Sports, she said, “make us overcome the obstacles, the adversity. While we pay a high price for high goals, we have learned capacities – for tolerance to frustration and the capacity to delay gratification. Ultimately, those two things help me to have a higher quality of life. And another thing – I choose stress. It doesn’t choose me. Racing, competing and training can be at times very stressful. But it is a healthy stress that extends neurons in the brain and expands everything in the body.”
In casual conversation and countless interviews, the Twins took great pleasure in discerning the subtle strengths and individual quirks and characteristics that mark their independence.
In a 1990 Sports Illustrated article, Angelika says “I was born first. So I had to push and shove. She just slipped out and so has always had more strength than me.”
In another great exchange in that article, Angelika said “I am the courageous one.” Barbara nodded and added “But I am the strong one.” Angelika countered. “She is a mule, but she is not so sensitive. I cry at sunsets” Barbara: “She is more dramatic, but I am the talkative one.”

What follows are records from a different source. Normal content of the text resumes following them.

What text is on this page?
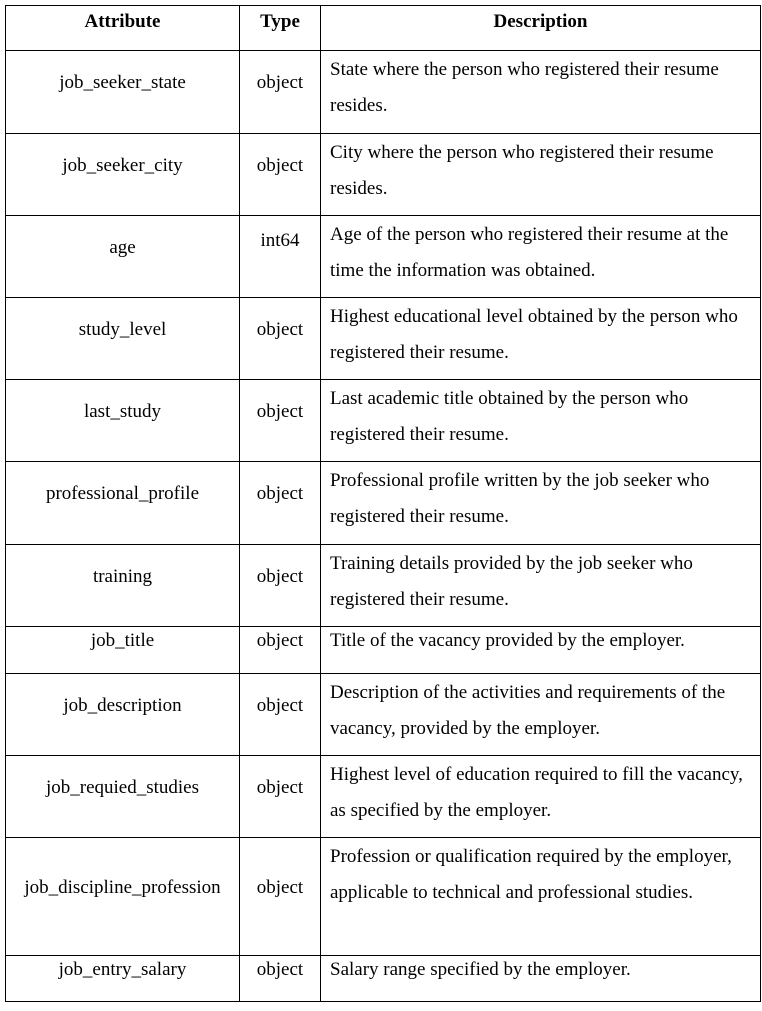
Attribute	Type	Description
job_seeker_state	object	State where the person who registered their resume resides.
job_seeker_city	object	City where the person who registered their resume resides.
age	int64	Age of the person who registered their resume at the time the information was obtained.
study_level	object	Highest educational level obtained by the person who registered their resume.
last_study	object	Last academic title obtained by the person who registered their resume.
professional_profile	object	Professional profile written by the job seeker who registered their resume.
training	object	Training details provided by the job seeker who registered their resume.
job_title	object	Title of the vacancy provided by the employer.
job_description	object	Description of the activities and requirements of the vacancy, provided by the employer.
job_requied_studies	object	Highest level of education required to fill the vacancy, as specified by the employer.
job_discipline_profession	object	Profession or qualification required by the employer, applicable to technical and professional studies.
job_entry_salary	object	Salary range specified by the employer.
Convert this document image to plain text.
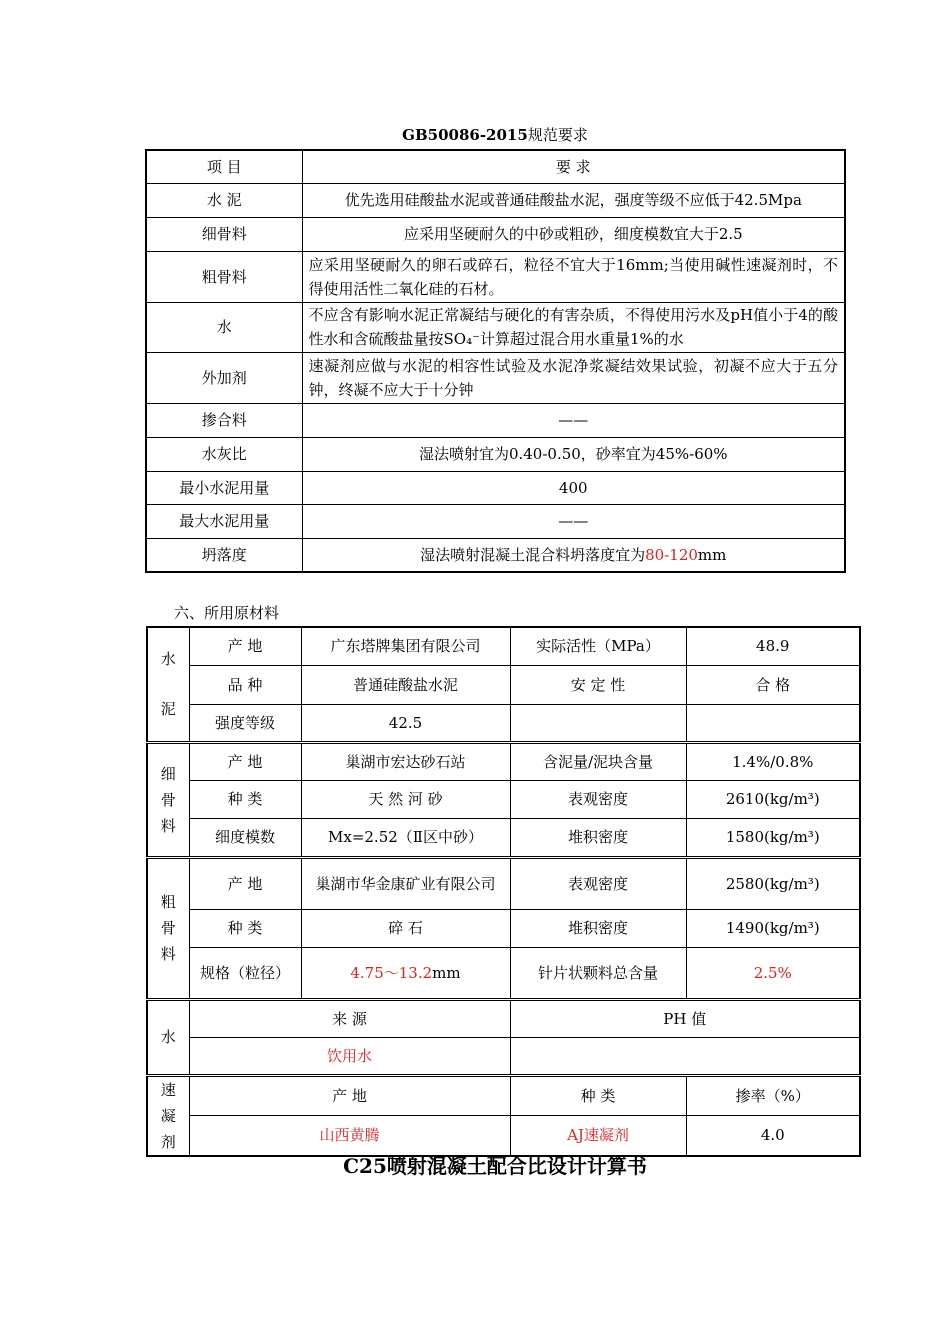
GB50086-2015规范要求
项 目	要 求
水 泥	优先选用硅酸盐水泥或普通硅酸盐水泥，强度等级不应低于42.5Mpa
细骨料	应采用坚硬耐久的中砂或粗砂，细度模数宜大于2.5
粗骨料	应采用坚硬耐久的卵石或碎石，粒径不宜大于16mm;当使用碱性速凝剂时，不得使用活性二氧化硅的石材。
水	不应含有影响水泥正常凝结与硬化的有害杂质，不得使用污水及pH值小于4的酸性水和含硫酸盐量按SO₄⁻计算超过混合用水重量1%的水
外加剂	速凝剂应做与水泥的相容性试验及水泥净浆凝结效果试验，初凝不应大于五分钟，终凝不应大于十分钟
掺合料	——
水灰比	湿法喷射宜为0.40-0.50，砂率宜为45%-60%
最小水泥用量	400
最大水泥用量	——
坍落度	湿法喷射混凝土混合料坍落度宜为80-120mm
六、所用原材料
水
泥	产 地	广东塔牌集团有限公司	实际活性（MPa）	48.9
	品 种	普通硅酸盐水泥	安 定 性	合 格
	强度等级	42.5		

细
骨
料	产 地	巢湖市宏达砂石站	含泥量/泥块含量	1.4%/0.8%
	种 类	天 然 河 砂	表观密度	2610(kg/m³)
	细度模数	Mx=2.52（Ⅱ区中砂）	堆积密度	1580(kg/m³)

粗
骨
料	产 地	巢湖市华金康矿业有限公司	表观密度	2580(kg/m³)
	种 类	碎 石	堆积密度	1490(kg/m³)
	规格（粒径）	4.75～13.2mm	针片状颗料总含量	2.5%

水	来 源		PH 值	
	饮用水			

速
凝
剂	产 地		种 类	掺率（%）
	山西黄腾		AJ速凝剂	4.0
C25喷射混凝土配合比设计计算书
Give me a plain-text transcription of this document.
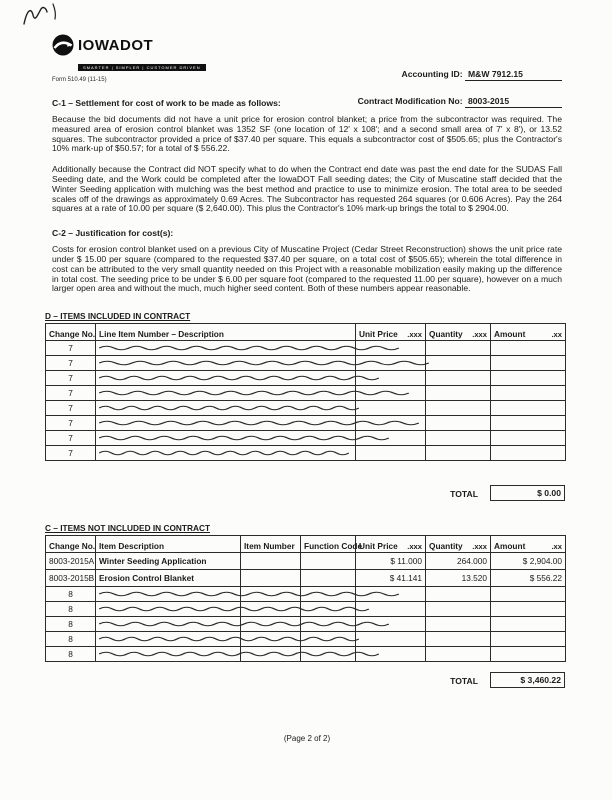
IOWADOT
SMARTER | SIMPLER | CUSTOMER DRIVEN
Form 510.49 (11-15)
Accounting ID: M&W 7912.15
C-1 – Settlement for cost of work to be made as follows:	Contract Modification No: 8003-2015
Because the bid documents did not have a unit price for erosion control blanket; a price from the subcontractor was required. The measured area of erosion control blanket was 1352 SF (one location of 12' x 108'; and a second small area of 7' x 8'), or 13.52 squares. The subcontractor provided a price of $37.40 per square. This equals a subcontractor cost of $505.65; plus the Contractor's 10% mark-up of $50.57; for a total of $ 556.22.
Additionally because the Contract did NOT specify what to do when the Contract end date was past the end date for the SUDAS Fall Seeding date, and the Work could be completed after the IowaDOT Fall seeding dates; the City of Muscatine staff decided that the Winter Seeding application with mulching was the best method and practice to use to minimize erosion. The total area to be seeded scales off of the drawings as approximately 0.69 Acres. The Subcontractor has requested 264 squares (or 0.606 Acres). Pay the 264 squares at a rate of 10.00 per square ($ 2,640.00). This plus the Contractor's 10% mark-up brings the total to $ 2904.00.
C-2 – Justification for cost(s):
Costs for erosion control blanket used on a previous City of Muscatine Project (Cedar Street Reconstruction) shows the unit price rate under $ 15.00 per square (compared to the requested $37.40 per square, on a total cost of $505.65); wherein the total difference in cost can be attributed to the very small quantity needed on this Project with a reasonable mobilization easily making up the difference in total cost. The seeding price to be under $ 6.00 per square foot (compared to the requested 11.00 per square), however on a much larger open area and without the much, much higher seed content. Both of these numbers appear reasonable.
D – ITEMS INCLUDED IN CONTRACT
Change No.	Line Item Number – Description	Unit Price .xxx	Quantity .xxx	Amount .xx

7	

7	

7	

7	

7	

7	

7	

7	

TOTAL	$ 0.00
C – ITEMS NOT INCLUDED IN CONTRACT
Change No.	Item Description	Item Number	Function Code	Unit Price .xxx	Quantity .xxx	Amount .xx

8003-2015A	Winter Seeding Application			$ 11.000	264.000	$ 2,904.00
8003-2015B	Erosion Control Blanket			$ 41.141	13.520	$ 556.22
8	

8	

8	

8	

8	

TOTAL	$ 3,460.22
(Page 2 of 2)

Given Barbara’s psychology training, she was appreciatively analytical about the relationship she enjoyed with her twin and her second, lasting marriage to 1979 Ironman Hawaii winner and Ironman Hall of Famer Tom Warren. “Tom is an emotional person,” she explained. “He is very open. He talks to everyone. His friends know all the ins and outs of his life. He is very transparent. I am less emotional than he is -- less on the surface. He has very deep emotions and in this way he is like my twin sister. She married a man (Drake) who is like me. Nature leads us to want what we don’t have. That's how chemistry works. It’s funny that way. It’s obvious to people who know us that we each married mirrors of each other’s twin. We are opposites already, and who we marry is, of course, in essence, the other twin.”
And so on Tuesday, when doctors determined that she would be permanently paralyzed, Barbara communicated to Angelika by blinking her eyes that she wanted to be taken off the ventilator that kept her alive.
Angelika said she lay next to her sister when she died.
“My heart and soul are gone,” said Angelika. “She was everything in my life.”